Scaled Summary Statistics

min 25 percent median mean 75 percent max std
n_non_stop_unique_tokens -4.37 -0.30 0.11 0 0.53 2.12 1
rate_negative_words -1.84 -0.66 -0.05 0 0.62 4.56 1
self_reference_avg_sharess -0.26 -0.22 -0.17 0 -0.05 34.53 1
n_tokens_content -1.16 -0.64 -0.29 0 0.36 16.82 1
abs_title_sentiment_polarity -0.69 -0.69 -0.69 0 0.42 3.73 1
num_videos -0.30 -0.30 -0.30 0 -0.06 21.83 1

Using Kmeans Clustering

We use Kmeans clustering to look for 3 clusters using the Lloyd Kmeans method.
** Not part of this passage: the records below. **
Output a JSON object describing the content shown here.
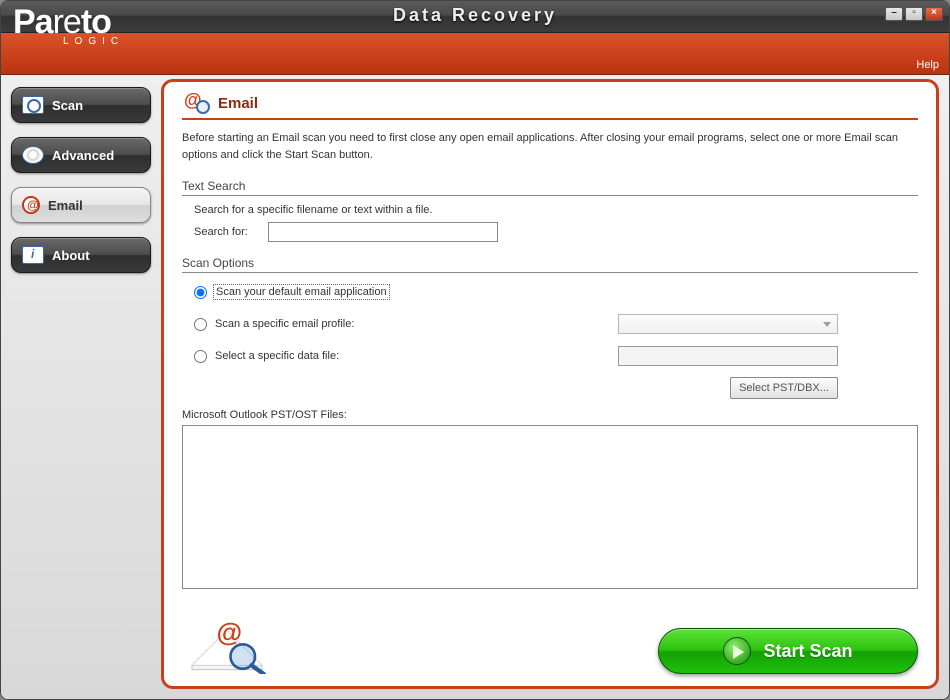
{
  "app": {
    "title": "Data Recovery",
    "help_label": "Help",
    "brand_main": "Pareto",
    "brand_sub": "LOGIC"
  },
  "window_controls": {
    "minimize": "–",
    "restore": "▫",
    "close": "×"
  },
  "sidebar": {
    "items": [
      {
        "label": "Scan",
        "name": "sidebar-item-scan",
        "icon": "scan"
      },
      {
        "label": "Advanced",
        "name": "sidebar-item-advanced",
        "icon": "disk"
      },
      {
        "label": "Email",
        "name": "sidebar-item-email",
        "icon": "email",
        "active": true
      },
      {
        "label": "About",
        "name": "sidebar-item-about",
        "icon": "about"
      }
    ]
  },
  "panel": {
    "title": "Email",
    "intro": "Before starting an Email scan you need to first close any open email applications. After closing your email programs, select one or more Email scan options and click the Start Scan button.",
    "text_search": {
      "heading": "Text Search",
      "subtext": "Search for a specific filename or text within a file.",
      "label": "Search for:",
      "value": ""
    },
    "scan_options": {
      "heading": "Scan Options",
      "options": [
        {
          "label": "Scan your default email application",
          "value": "default",
          "selected": true
        },
        {
          "label": "Scan a specific email profile:",
          "value": "profile",
          "selected": false
        },
        {
          "label": "Select a specific data file:",
          "value": "file",
          "selected": false
        }
      ],
      "profile_combo_value": "",
      "file_box_value": "",
      "select_file_button": "Select PST/DBX..."
    },
    "files_list": {
      "label": "Microsoft Outlook PST/OST Files:"
    },
    "start_button": "Start Scan"
  },
  "colors": {
    "accent_orange": "#c93f1a",
    "accent_green": "#1fbf0c",
    "title_dark": "#8a2a10"
  }
}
Here is the cluster membership for the first 10 URLs:

Observation Number Cluster_Membership
1 3
2 3
3 3
4 3
5 3
6 3
7 2
8 3
9 1
10 3

Interpreting the Segments

We compare the average responses for each segment with the population average:

Population Segment 1 Segment 2 Segment 3
n_non_stop_unique_tokens 0.67 0.69 0.48 0.72
rate_negative_words 0.29 0.29 0.24 0.30
self_reference_avg_sharess 6409.49 7785.53 4183.65 6666.43
n_tokens_content 546.41 499.43 1096.93 395.80
abs_title_sentiment_polarity 0.16 0.54 0.11 0.06
num_videos 1.25 1.67 2.35 0.80

To get a better picture of the magnitude of the differences, the segments are scaled:

Segment 1 Segment 2 Segment 3
n_non_stop_unique_tokens 0.03 -0.28 0.08
rate_negative_words 0.00 -0.16 0.05
self_reference_avg_sharess 0.21 -0.35 0.04
n_tokens_content -0.09 1.01 -0.28
abs_title_sentiment_polarity 2.49 -0.33 -0.64
num_videos 0.34 0.88 -0.36

Although there seems to be some differences between the three segments, after running the Kmeans clustering test numerous times it becomes clear that the segments are not very distinct. In other words, the distance between each segment is not that large. As such, it does not make much sense to segment the URLs based on these factors.